PACED: Distillation and On-Policy Self-Distillation at the Frontier of Student Competence

arXiv:2603.11178v3 Announce Type: replace-cross Abstract: Standard LLM distillation treats all training problems equally -- wasting compute on problems the student has already mastered or cannot yet solve. We empirically show that this inefficiency has a precise gradient-level signature: the cross-problem gradient signal-to-noise ratio (SNR) follows a bell curve over student pass rate, collapsing at both extremes. We propose PACED, which weights each problem by $w(p) = p(1{-}p)$ where $p$ is the student's empirical pass rate -- concentrating training on the zone of proximal development. This requires only student rollouts, no architectural changes, and no hyperparameters.

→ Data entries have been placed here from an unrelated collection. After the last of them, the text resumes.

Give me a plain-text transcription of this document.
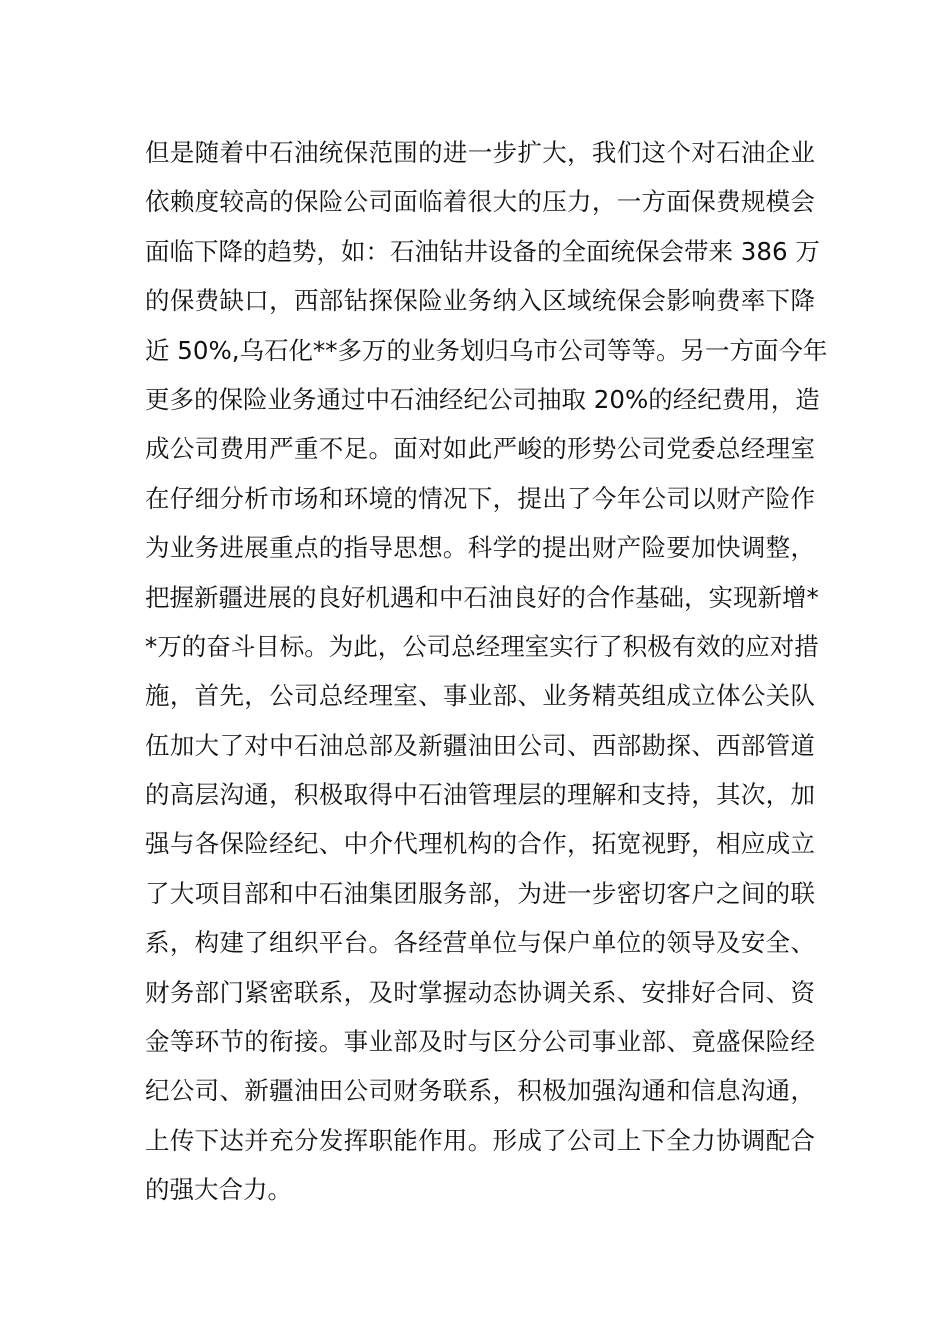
但是随着中石油统保范围的进一步扩大，我们这个对石油企业
依赖度较高的保险公司面临着很大的压力，一方面保费规模会
面临下降的趋势，如：石油钻井设备的全面统保会带来 386 万
的保费缺口，西部钻探保险业务纳入区域统保会影响费率下降
近 50%,乌石化**多万的业务划归乌市公司等等。另一方面今年
更多的保险业务通过中石油经纪公司抽取 20%的经纪费用，造
成公司费用严重不足。面对如此严峻的形势公司党委总经理室
在仔细分析市场和环境的情况下，提出了今年公司以财产险作
为业务进展重点的指导思想。科学的提出财产险要加快调整，
把握新疆进展的良好机遇和中石油良好的合作基础，实现新增*
*万的奋斗目标。为此，公司总经理室实行了积极有效的应对措
施，首先，公司总经理室、事业部、业务精英组成立体公关队
伍加大了对中石油总部及新疆油田公司、西部勘探、西部管道
的高层沟通，积极取得中石油管理层的理解和支持，其次，加
强与各保险经纪、中介代理机构的合作，拓宽视野，相应成立
了大项目部和中石油集团服务部，为进一步密切客户之间的联
系，构建了组织平台。各经营单位与保户单位的领导及安全、
财务部门紧密联系，及时掌握动态协调关系、安排好合同、资
金等环节的衔接。事业部及时与区分公司事业部、竟盛保险经
纪公司、新疆油田公司财务联系，积极加强沟通和信息沟通，
上传下达并充分发挥职能作用。形成了公司上下全力协调配合
的强大合力。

We prove the Beta kernel $w(p) = p^\alpha(1{-}p)^\beta$ is the leading-order optimal weight family arising from the SNR boundary-collapse structure, and is minimax-robust under misspecification (worst-case efficiency loss $O(\delta^2)$). Across Qwen3, Qwen2.5, and Llama-3 families, PACED sets a new state of the art in our experimental setting on MATH-500, AIME~2024, and AIME~2025, improving over unweighted distillation by up to $\mathbf{+8.2}$ and over the strong AKL baseline by up to $\mathbf{+3.6}$, while reducing forgetting to $\mathbf{1.4\%}$ and $\mathbf{0.6\%}$ in distillation and self-distillation. A two-stage forward-then-reverse KL schedule pushes gains further to $\mathbf{+5.8}$ over standard forward KL on the hardest benchmark.